What makes my path a little unusual is that I work across continents. I’ve been part of productions in both Hollywood and Asia, and navigating those two very different filmmaking cultures has shaped the way I see storytelling. At the end of the day, whether it’s a small intimate scene or a big visual spectacle, I’m always chasing that spark that makes a story worth remembering.

Thanks for sharing that. Would love to go back in time and hear about how your past might have impacted who you are today. Who taught you the most about work?
It would be impossible to single out just one person, because every director I’ve worked with has taught me something invaluable. Each has their own strengths, their own way of seeing the world, and it’s through those collaborations that I’ve grown as a cinematographer.

No one is born a perfect filmmaker. You learn from your own mistakes, of course, but you also learn from other people’s successes—their instincts, their choices, the ways they push you to see differently. Every project leaves behind a trace of that exchange, and little by little, those lessons accumulate into who you are behind the camera.

So in that sense, I’d say all the directors I’ve worked with have been my teachers. Some probably without even realizing it, and a few, I suspect, would be surprised at what exactly I learned from them.

Was there ever a time you almost gave up?
Yes, I’ve definitely thought about walking away—more than once. Filmmaking isn’t an easy path, and there are long stretches of downtime that test your patience and resolve. In this field, so much depends on luck—being in the right place, at the right time, with the right people. When I was younger, that reality could be crushing. Every setback felt monumental, and I’d find myself questioning whether I’d chosen the wrong path altogether.

But over time, I’ve learned how to take those hits, pick myself up, and keep moving. You walk it off, you regroup, and eventually you realize that persistence itself becomes part of the craft. In the end, the moments when I almost gave up are the same moments that taught me why I shouldn’t.

Of course, a little stubbornness doesn’t hurt either.

Alright, so if you are open to it, let’s explore some philosophical questions that touch on your values and worldview. What’s a belief you used to hold tightly but now think was naive or wrong?
I used to believe that filmmaking was the most important thing in life, something worth sacrificing everything else for. I held onto that belief with almost religious conviction—and I was wrong.

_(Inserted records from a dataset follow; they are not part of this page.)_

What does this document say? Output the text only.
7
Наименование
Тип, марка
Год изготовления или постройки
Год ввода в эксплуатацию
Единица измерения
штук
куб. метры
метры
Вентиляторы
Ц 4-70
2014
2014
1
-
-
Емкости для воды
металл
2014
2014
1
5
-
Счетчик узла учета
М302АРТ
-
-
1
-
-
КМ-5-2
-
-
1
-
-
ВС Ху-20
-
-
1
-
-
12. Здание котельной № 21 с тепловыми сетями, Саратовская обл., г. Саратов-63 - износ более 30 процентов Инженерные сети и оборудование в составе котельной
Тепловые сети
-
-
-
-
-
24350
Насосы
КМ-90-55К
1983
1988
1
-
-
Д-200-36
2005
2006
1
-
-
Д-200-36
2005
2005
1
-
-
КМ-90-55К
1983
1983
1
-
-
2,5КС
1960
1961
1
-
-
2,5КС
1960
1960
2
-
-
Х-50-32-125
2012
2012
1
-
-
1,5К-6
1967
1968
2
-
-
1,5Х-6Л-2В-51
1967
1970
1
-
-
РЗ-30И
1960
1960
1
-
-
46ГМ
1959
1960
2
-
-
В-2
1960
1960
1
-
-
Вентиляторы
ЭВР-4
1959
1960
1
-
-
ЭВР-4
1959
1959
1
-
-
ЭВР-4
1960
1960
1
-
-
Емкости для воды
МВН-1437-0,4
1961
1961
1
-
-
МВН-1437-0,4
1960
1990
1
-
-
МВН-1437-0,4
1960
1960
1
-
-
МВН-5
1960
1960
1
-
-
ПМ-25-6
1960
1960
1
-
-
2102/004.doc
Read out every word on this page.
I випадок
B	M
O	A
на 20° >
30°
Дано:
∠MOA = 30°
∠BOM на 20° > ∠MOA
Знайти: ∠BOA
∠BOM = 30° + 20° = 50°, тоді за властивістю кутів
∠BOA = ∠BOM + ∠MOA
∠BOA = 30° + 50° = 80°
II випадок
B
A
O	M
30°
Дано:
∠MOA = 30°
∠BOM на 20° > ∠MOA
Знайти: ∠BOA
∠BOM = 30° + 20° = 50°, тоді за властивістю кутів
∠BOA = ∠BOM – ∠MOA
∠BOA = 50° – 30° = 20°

What I’ve learned, sometimes the hard way, is that nothing matters more than spending time with the people you love and who love you back. That takes effort and intention, and it’s worth infinitely more than any credit on a screen. A profession, no matter how passionate you are about it, will never love you back, simply because it can’t. At best, it gives you moments of satisfaction; at worst, it demands sacrifices that in hindsight feel like vanity. I’ve given up time with family for projects that ultimately led to nowhere, and that kind of trade is never worth it.

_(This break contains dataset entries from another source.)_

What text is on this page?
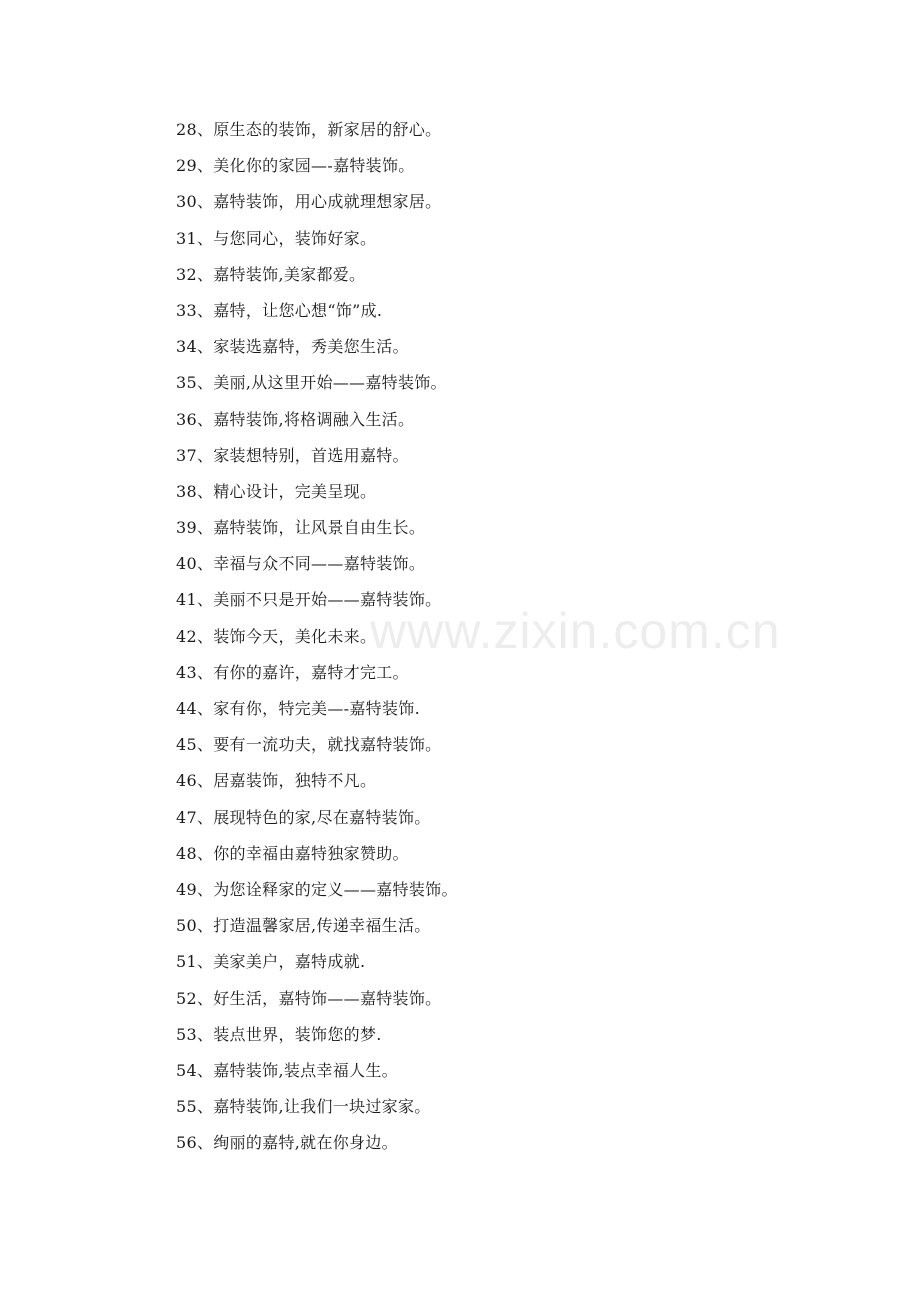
28、原生态的装饰，新家居的舒心。
29、美化你的家园—-嘉特装饰。
30、嘉特装饰，用心成就理想家居。
31、与您同心，装饰好家。
32、嘉特装饰,美家都爱。
33、嘉特，让您心想“饰”成.
34、家装选嘉特，秀美您生活。
35、美丽,从这里开始——嘉特装饰。
36、嘉特装饰,将格调融入生活。
37、家装想特别，首选用嘉特。
38、精心设计，完美呈现。
39、嘉特装饰，让风景自由生长。
40、幸福与众不同——嘉特装饰。
41、美丽不只是开始——嘉特装饰。
42、装饰今天，美化未来。
43、有你的嘉许，嘉特才完工。
44、家有你，特完美—-嘉特装饰.
45、要有一流功夫，就找嘉特装饰。
46、居嘉装饰，独特不凡。
47、展现特色的家,尽在嘉特装饰。
48、你的幸福由嘉特独家赞助。
49、为您诠释家的定义——嘉特装饰。
50、打造温馨家居,传递幸福生活。
51、美家美户，嘉特成就.
52、好生活，嘉特饰——嘉特装饰。
53、装点世界，装饰您的梦.
54、嘉特装饰,装点幸福人生。
55、嘉特装饰,让我们一块过家家。
56、绚丽的嘉特,就在你身边。
www.zixin.com.cn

This industry thrives on competition, but life is not meant to be scored like a box office return. Living fully—being present with the people who matter—is the only way to feel whole.

Okay, so let’s keep going with one more question that means a lot to us: What pain do you resist facing directly?
The pain I resist facing directly is the realization of mortality itself—that in a universe so vast and infinite, our time within it is extremely finite. It’s an idea that’s both humbling and unsettling.

This became especially real to me when I lost my grandparents. They were anchors in my life, and their passing left me not only with grief but also with a sharper awareness of time—how fragile and fleeting it is, and how little control we have over its pace.

It’s not an easy truth to sit with, so most of the time I push it aside and keep moving. But it lingers. And in some ways, I think that awareness quietly shapes the way I approach my work and my life—reminding me that the stories we tell, and the moments we share with the people we love, are the closest things we have to permanence. And maybe that’s already enough.